I struggled to put the whole craziness out of my head as I focused on getting to the scene in a timely manner. Fortunately the van had a GPS which efficiently guided me to the address Derrel had texted—a one-story brick house in the sort of upper middle-class neighborhood I’d once hoped to live in. An ambulance and a police car occupied the driveway, and a black Dodge Durango with the Coroner’s Office logo on the side was parked at the curb behind a maroon Ford Taurus with so many lights in the windows and antennas on the back that it was screamingly obvious it belonged to a detective. Why the hell did they call them “unmarked” cars when it was obvious to anyone with eyes that it was a police car?

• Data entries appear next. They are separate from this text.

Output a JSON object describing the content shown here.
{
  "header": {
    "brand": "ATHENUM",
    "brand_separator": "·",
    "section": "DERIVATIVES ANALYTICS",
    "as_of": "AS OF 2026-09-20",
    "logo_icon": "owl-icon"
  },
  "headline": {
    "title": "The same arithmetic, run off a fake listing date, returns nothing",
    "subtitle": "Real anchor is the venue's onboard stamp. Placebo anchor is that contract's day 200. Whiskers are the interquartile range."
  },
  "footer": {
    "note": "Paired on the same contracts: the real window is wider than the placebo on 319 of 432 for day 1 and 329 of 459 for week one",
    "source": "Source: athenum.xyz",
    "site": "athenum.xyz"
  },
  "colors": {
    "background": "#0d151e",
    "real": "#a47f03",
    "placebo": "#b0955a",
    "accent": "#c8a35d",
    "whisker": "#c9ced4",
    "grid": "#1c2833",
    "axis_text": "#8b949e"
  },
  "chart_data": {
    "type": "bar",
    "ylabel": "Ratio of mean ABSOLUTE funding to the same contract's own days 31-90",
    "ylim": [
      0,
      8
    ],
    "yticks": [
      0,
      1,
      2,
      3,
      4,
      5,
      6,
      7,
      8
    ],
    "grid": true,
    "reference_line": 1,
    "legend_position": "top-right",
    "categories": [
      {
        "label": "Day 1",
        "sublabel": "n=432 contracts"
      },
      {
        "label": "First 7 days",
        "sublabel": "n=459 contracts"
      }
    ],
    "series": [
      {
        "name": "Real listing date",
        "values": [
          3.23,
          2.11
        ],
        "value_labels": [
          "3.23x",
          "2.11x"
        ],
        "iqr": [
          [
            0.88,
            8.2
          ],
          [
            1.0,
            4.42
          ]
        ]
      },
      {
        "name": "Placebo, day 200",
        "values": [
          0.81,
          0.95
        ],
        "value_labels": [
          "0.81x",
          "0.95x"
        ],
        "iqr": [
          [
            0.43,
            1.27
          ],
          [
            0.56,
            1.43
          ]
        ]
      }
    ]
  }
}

I pulled in behind the Durango, but paused before getting out and surreptitiously slathered more deodorant into my pits. I could still smell myself. It wasn’t overpowering or anything, but I couldn’t seem to shake the faint whiff of yuck—the same kinda sickly, almost sweet, rotting flesh smell of a decomposing body. I was also so hungry I was ready to eat the damn steering wheel, and the Pop-Tarts hadn’t made the slightest difference. It didn’t feel as if the pills had kicked in at all, which was really strange since I could usually count on feeling the effect within about ten minutes, and it had easily been half an hour.

I hurried up to the house, kicking myself for not bringing more pills with me. Though, with my luck, I’d take more and then overdose again, I thought with a sigh.